Jornada de descanso

El tifón 'Ma On', el vigésimo segundo que llega este año a Japón, alteró su trayectoria y no pasó finalmente por Suzuka. De esta forma, la Fórmula 1 recupera poco a poco la normalidad, ya que al final todo quedó en una intensa lluvia que cayó por la mañana. Por la tarde dejó de llover, con lo que se espera que el domingo se disputen sin problemas las dos sesiones de calificación y la carrera, prevista para las 7:30 (horas española).

Una vez que se dio a conocer la suspensión de la jornada del sábado, los pilotos se lo tomaron con calma. Algunos de ellos optaron por una velada de 'karaoke' que se prolongó, en el hotel del circuito, hasta bien avanzada de la madrugada. Fernando Alonso, que el domingo disputará su quincuagésimo Gran Premio, no fue uno de ellos; se retiró pronto y dedicó la jornada del sábado a hacer deporte, primero en el gimnasio y luego en la piscina. Además, firmó autógrafos a los numerososo y apasionados aficionados japoneses. También hubo partido de fútbol, la otra gran pasión del séptuple campeón mundial, el alemán Michael Schumacher.

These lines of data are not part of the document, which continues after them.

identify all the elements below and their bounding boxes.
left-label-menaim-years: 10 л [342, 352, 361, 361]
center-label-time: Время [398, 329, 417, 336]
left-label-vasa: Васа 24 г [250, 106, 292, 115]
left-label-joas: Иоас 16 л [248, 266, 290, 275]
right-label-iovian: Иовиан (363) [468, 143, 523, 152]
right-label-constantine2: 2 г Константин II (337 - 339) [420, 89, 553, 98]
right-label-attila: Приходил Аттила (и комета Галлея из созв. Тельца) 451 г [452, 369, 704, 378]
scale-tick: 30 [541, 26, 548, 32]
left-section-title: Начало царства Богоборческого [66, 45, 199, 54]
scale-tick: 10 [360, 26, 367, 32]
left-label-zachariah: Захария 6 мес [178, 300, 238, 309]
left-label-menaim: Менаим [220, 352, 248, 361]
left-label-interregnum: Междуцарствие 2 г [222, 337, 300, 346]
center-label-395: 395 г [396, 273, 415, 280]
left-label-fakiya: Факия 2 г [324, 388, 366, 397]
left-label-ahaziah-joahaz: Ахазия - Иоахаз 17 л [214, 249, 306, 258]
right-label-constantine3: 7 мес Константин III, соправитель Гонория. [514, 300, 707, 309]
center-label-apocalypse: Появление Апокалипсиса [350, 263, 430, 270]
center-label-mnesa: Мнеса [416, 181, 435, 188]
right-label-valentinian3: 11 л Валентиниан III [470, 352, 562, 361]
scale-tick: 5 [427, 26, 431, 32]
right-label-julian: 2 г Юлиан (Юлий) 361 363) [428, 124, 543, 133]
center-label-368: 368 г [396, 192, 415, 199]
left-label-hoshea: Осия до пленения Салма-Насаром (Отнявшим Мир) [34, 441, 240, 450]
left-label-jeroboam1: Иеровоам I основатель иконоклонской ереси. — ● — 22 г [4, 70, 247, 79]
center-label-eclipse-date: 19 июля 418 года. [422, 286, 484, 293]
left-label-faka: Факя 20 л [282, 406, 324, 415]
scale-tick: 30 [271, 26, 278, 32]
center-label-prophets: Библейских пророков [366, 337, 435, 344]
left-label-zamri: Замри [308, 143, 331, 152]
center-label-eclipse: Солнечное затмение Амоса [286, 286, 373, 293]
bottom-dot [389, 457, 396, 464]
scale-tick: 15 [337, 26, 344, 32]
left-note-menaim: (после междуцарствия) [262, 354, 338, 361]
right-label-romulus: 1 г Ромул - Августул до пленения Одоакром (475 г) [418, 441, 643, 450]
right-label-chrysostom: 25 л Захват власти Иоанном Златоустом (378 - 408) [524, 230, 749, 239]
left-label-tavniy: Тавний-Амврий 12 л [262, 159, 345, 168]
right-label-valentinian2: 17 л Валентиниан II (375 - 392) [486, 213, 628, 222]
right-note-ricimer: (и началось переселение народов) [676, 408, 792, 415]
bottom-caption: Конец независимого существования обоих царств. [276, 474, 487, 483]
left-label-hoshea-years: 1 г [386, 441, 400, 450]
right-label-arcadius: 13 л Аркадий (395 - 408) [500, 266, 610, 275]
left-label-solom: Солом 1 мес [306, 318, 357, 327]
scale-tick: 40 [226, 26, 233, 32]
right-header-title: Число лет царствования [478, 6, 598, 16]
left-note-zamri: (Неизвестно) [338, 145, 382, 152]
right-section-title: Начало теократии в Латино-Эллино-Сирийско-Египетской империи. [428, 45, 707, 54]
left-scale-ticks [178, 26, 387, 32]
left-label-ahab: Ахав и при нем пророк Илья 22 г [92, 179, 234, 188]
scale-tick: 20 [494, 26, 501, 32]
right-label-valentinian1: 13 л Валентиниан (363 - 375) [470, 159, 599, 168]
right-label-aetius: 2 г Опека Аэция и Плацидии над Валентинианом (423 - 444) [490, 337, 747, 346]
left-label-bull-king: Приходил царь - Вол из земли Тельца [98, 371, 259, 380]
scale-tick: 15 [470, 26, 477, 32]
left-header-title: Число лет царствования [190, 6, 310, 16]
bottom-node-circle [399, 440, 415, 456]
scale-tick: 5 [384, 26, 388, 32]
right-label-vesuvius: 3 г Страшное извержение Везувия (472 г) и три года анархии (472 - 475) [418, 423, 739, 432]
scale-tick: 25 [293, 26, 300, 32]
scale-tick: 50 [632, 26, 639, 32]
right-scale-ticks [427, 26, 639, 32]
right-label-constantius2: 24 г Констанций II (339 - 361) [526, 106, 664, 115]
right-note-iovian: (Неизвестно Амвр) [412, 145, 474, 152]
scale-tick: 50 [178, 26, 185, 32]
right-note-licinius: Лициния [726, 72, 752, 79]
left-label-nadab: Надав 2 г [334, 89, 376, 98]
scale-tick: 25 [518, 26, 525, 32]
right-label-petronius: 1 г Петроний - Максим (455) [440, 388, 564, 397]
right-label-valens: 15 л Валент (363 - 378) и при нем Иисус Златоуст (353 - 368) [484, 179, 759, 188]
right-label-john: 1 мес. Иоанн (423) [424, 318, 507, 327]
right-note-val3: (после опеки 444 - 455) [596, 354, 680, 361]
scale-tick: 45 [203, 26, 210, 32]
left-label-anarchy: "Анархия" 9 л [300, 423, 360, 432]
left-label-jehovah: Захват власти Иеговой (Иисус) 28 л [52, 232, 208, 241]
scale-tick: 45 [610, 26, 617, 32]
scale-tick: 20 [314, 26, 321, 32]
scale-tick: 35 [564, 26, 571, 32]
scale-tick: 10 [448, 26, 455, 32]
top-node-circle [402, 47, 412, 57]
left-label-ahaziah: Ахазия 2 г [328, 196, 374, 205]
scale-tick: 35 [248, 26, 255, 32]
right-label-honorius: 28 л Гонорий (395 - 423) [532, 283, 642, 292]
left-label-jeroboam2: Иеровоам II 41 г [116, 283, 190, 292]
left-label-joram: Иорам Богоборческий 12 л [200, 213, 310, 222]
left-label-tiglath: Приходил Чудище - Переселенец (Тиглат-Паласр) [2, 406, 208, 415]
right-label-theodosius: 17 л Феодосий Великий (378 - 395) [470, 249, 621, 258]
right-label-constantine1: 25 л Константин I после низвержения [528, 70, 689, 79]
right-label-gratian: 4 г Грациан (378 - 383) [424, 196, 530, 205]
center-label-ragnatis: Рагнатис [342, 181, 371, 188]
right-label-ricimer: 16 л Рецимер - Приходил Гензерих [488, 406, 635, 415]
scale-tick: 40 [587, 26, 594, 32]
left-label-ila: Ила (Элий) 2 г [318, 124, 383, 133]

La normalidad llegó por la tarde, al fin, al técnico circuito japonés, propiedad de Honda, la fábrica que suministra los propulsores al equipo BAR, que en Suzuka celebra su centésimo Gran Premio de Fórmula 1. La pista comenzó a secarse y algunos, como Mario Theyssen, el director técnico de BMW, aprovecharon para dar la vuelta al circuito practicando la carrera a pie. A media tarde (hora local) los primeros aficionados ya comenzaron a ocupar sus puestos en las gradas.